In particular, the centrality of 9/11 to Bush’s political persona has always struck me as under-analyzed. It’s a strange thing primarily because Bush didn’t really do anything on 9/11 or its immediate aftermath. Terrorists hijacked four planes and sought to crash them into buildings. They succeeded in doing so with three of the planes. Thousands died. The physical destruction was enormous. It was terrible. But it wasn’t quite as bad as it could have been. The passengers on one plane downed it before it could reach its target. Many people were evacuated from the World Trade Center and their lives were saved. But none of the good work that was done on that day — and there was some good, heroic work done — was done by the president or had anything in particular to do with him.
Rather, the good vibes about 9/11 Bush all, in essence, relate to a series of speeches he gave in the days following the event (his immediate evening-of speech was poorly receieved). And I think they were good speeches. The rubble/bullhorn event was a good event. The address to a joint session of congress was great, too. But what does that all really amount to?

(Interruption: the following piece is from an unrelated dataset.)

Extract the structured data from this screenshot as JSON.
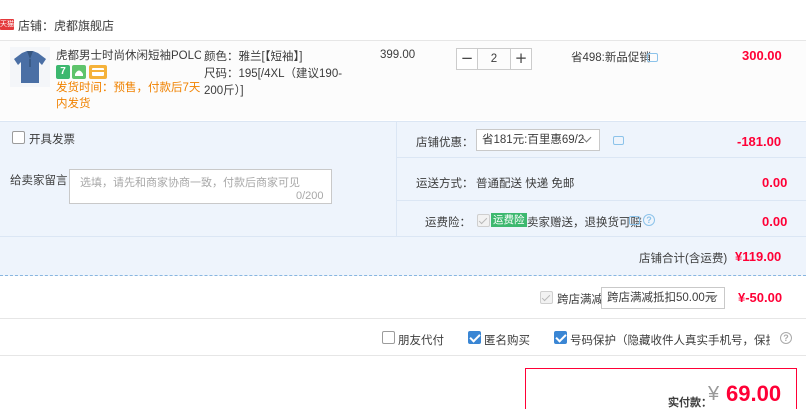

Not nothing. Providing inspirational rhetorical leadership in a time of panic is legitimately part of the president’s job. But it still doesn’t add up to very much. A speech is just a speech. It’s not, moreover, like this was a DeGaulle or Churchill type situation where the disaster struck and then a new leader stepped forward to take the reigns of authority from those who had failed and gave a speech to mark a new beginning. His popularity skyrocketed because, having failed to foil a serious terrorist plot, he made a series of pleasing remarks about the plot. And ever since that day, I think this dynamic has been infecting our national strategy. The main goal, in essence, is to do things that signify the adoption of an appropriate attitude toward hostile elements in the world rather than to evaluate possible courses of action in terms of their effects.
The debate on Iraq is just awash in this. The war gets discussed as if it’s a metaphor of some kind. A good opportunity to demonstrate resolve or commitment, or else the lack thereof. A place where our stick-to-it-iveness will show how strongly we feel that democracy is good. A shadow theater wherein we send messages to al-Qaeda or Iran or what have you have. But, of course, Iraq is a real place. The soldiers and civilians in that country are real people. They shoot real bullets and detonate real explosives. And so the question has to be, what, actually, is being achieved? What more might realistically be achieved? What are the consequences — not intentions, not desires, not hopes, but consequences — of our policies?